2006 is definitely a good year for weddings. I've got no less than six wedding invitations this year, and have agreed to attend four of them. I already missed one in Estonia, as I was travelling to Sweden (sorry, Eve & Risto). I've decided to skip the one in Colombia in December (apologies, Sara-Jane & Hernan), as last time I went to a wedding in Latin America, it was called off in a true telenovela fashion just two days before. So far I've been to two weddings already - the one in Santorini at the end of June, and Annika's & Ben's wedding near Stockholm in early July. Two more to go - one in Brussels in August, and another in Tallinn in September..
Here are some pictures of the Swedish wedding lunch, which, let me tell you, I enjoyed immensely. I felt like I'm at home in Estonia, which, suddenly, is a very delicious prospect... It was a small, intimate affair with some 55 guests from Sweden and the UK (the bride was Swedish and groom British, and they both work and live in the UK). The wedding ceremony itself took place next to Djurönäsets Båthus or boat house (above is the picture taken of the girls on the pier) in Stockholm Archipelago, less than hour's drive from Stockholm city centre. The lunch and party afterwards were at Seregården restaurant at the nearby Djurö Kursgård.
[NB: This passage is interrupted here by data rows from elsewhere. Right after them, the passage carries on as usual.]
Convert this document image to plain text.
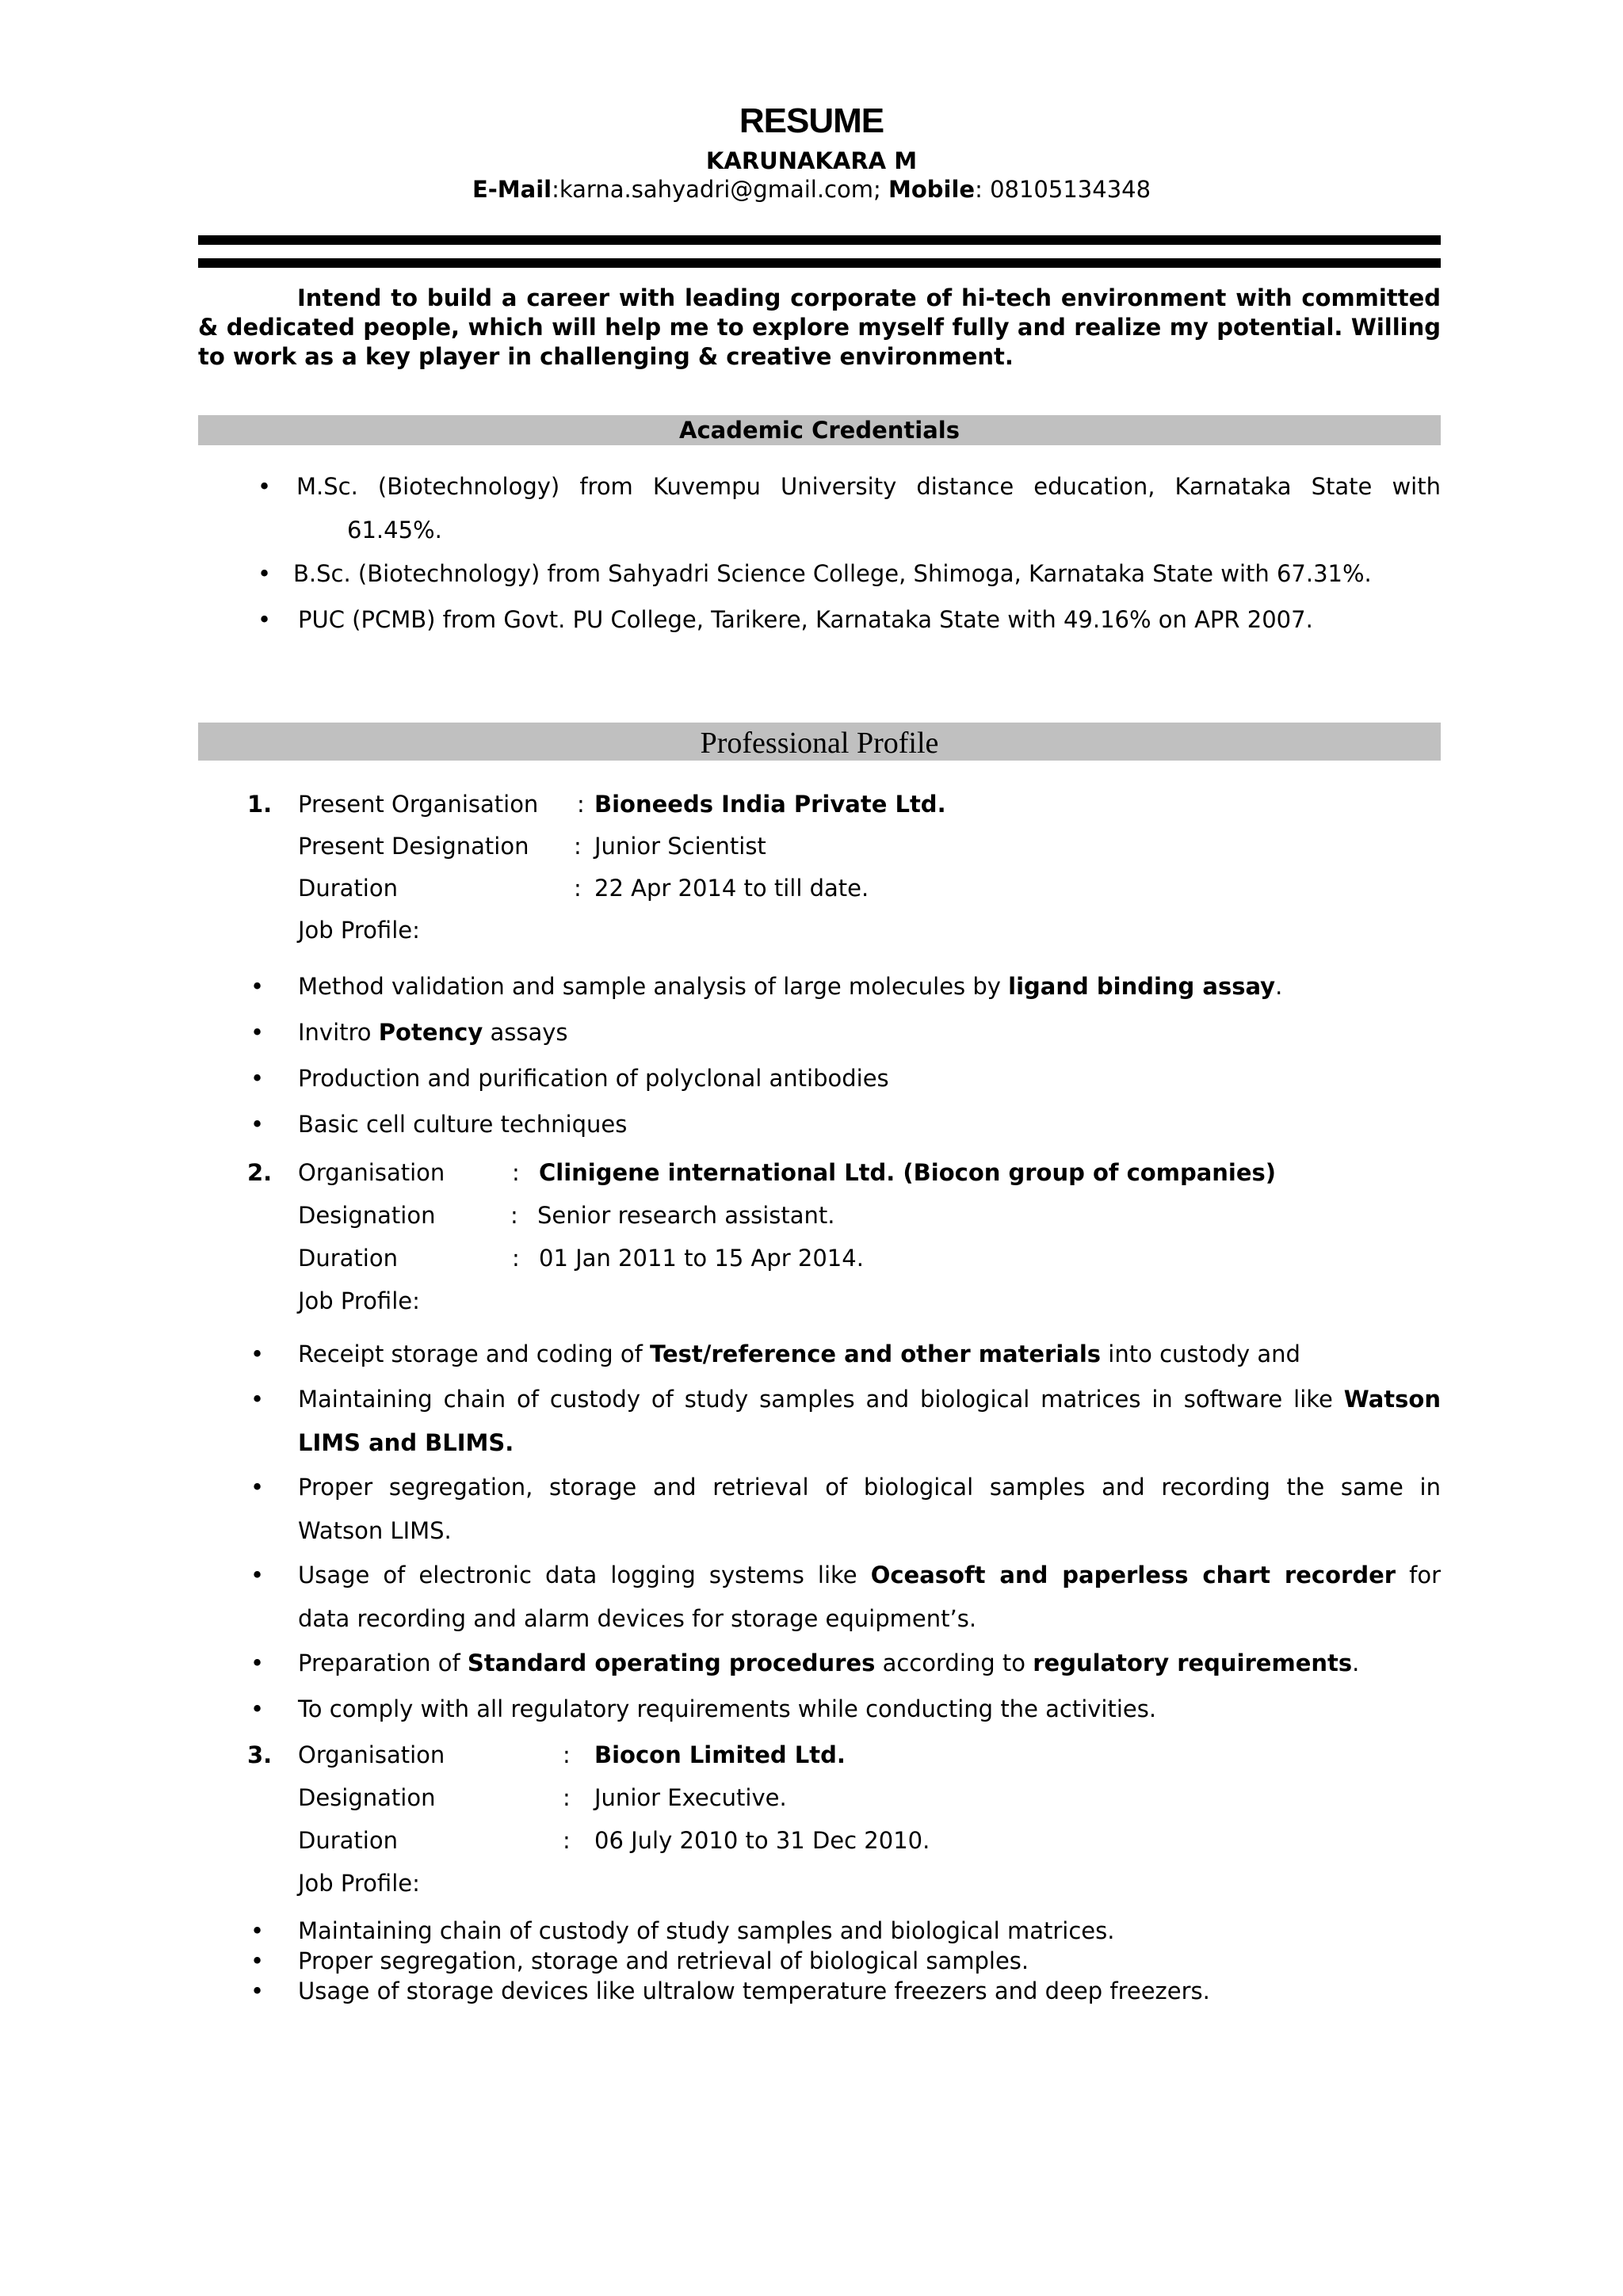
RESUME
KARUNAKARA M
E-Mail:karna.sahyadri@gmail.com; Mobile: 08105134348
Intend to build a career with leading corporate of hi-tech environment with committed & dedicated people, which will help me to explore myself fully and realize my potential. Willing to work as a key player in challenging & creative environment.
Academic Credentials
• M.Sc. (Biotechnology) from Kuvempu University distance education, Karnataka State with
61.45%.
• B.Sc. (Biotechnology) from Sahyadri Science College, Shimoga, Karnataka State with 67.31%.
• PUC (PCMB) from Govt. PU College, Tarikere, Karnataka State with 49.16% on APR 2007.
Professional Profile
1. Present Organisation : Bioneeds India Private Ltd.
Present Designation : Junior Scientist
Duration	: 22 Apr 2014 to till date.
Job Profile:
• Method validation and sample analysis of large molecules by ligand binding assay.
• Invitro Potency assays
• Production and purification of polyclonal antibodies
• Basic cell culture techniques
2. Organisation	: Clinigene international Ltd. (Biocon group of companies)
Designation	: Senior research assistant.
Duration	: 01 Jan 2011 to 15 Apr 2014.
Job Profile:
• Receipt storage and coding of Test/reference and other materials into custody and
• Maintaining chain of custody of study samples and biological matrices in software like Watson
LIMS and BLIMS.
• Proper segregation, storage and retrieval of biological samples and recording the same in
Watson LIMS.
• Usage of electronic data logging systems like Oceasoft and paperless chart recorder for
data recording and alarm devices for storage equipment’s.
• Preparation of Standard operating procedures according to regulatory requirements.
• To comply with all regulatory requirements while conducting the activities.
3. Organisation	: Biocon Limited Ltd.
Designation	: Junior Executive.
Duration	: 06 July 2010 to 31 Dec 2010.
Job Profile:
• Maintaining chain of custody of study samples and biological matrices.
• Proper segregation, storage and retrieval of biological samples.
• Usage of storage devices like ultralow temperature freezers and deep freezers.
A slice of toast with "löjrom" (vendace roe*, Coregonus albula) and garnish. I'm not a big fan of caviar - probably ate too much of it as a child growing up in the Soviet Union:) I find caviar usually too, well, fishy, and way too salty. I must admit I was somewhat disappointed when the starter was brought to the table. But I decided to put on a brave face and wear my foodie hat, squeezed some lemon juice over the tiny orange-pink eggs and reluctantly had a forkful. Hmmm. Not bad at all, I thought, and had another. And then another. My plate was spotlessly clean just five minutes later, and I ordered a löjrom dish in a fancy restaurant in Estonia just a few days later.
Sometimes it pays to overcome one's prejudices :)
The Main Course:
Pan-fried trout fillet with steamed green asparagus, dill sauce and boiled new potatoes. Lovely and very summery.
Flaky butter pastry with vanilla ice cream and fresh strawberries. Served with a glass of honey-coloured cloudberry liqueur (on the right). Absolutely divine (both the dessert and the liquer:)
I must give special thanks to bride's cousin Yann for being so nice and swapping his dessert for mine. He had at least twice as many strawberries than I did on his dessert plate, and he quickly realised the unfairness of this. Such a gentleman;) Tack så mycket, Yann!
The Wedding Cake:
An impressive-looking five-tier chocolate mousse cake with raspberries. A bit too sweet for my liking, but delicious nevertheless. This was a small, intimate wedding, with just about 55 guests, but the cake was finished very quickly.
The lunch and cake were followed by joyous dancing and some more food (buffet-style, including tacos with chilli and a choice of toppings, various Swedish fish dishes, as well as wraps with reindeer meat) just before midnight.
From Stockholm, I flew straight home to Estonia, so I start looking for wild strawberries and cloudberries. Lovely..
* There is some confusion about the correct English term for that fish. The room service menu in my hotel translated löjrom as 'bleak roe'. I'm relying on a very comprehensive Finnish source, Raholan syötäviä sanoja. The site claims that löjrom isn't roe from a fish known as 'löja' in Swedish (Alburnus alburnus alias bleak, also known simply as 'whitefish', or powan or lavaret, which is the French term), but from 'siklöja' (or 'mujka' in Finnish-Swedish), known as Coregonus albula in Latin, Maräne/ Zwergmaräne/ Marenke/ Zollfisch in German. How would you translate this popular caviar, dear Swedish bloggers?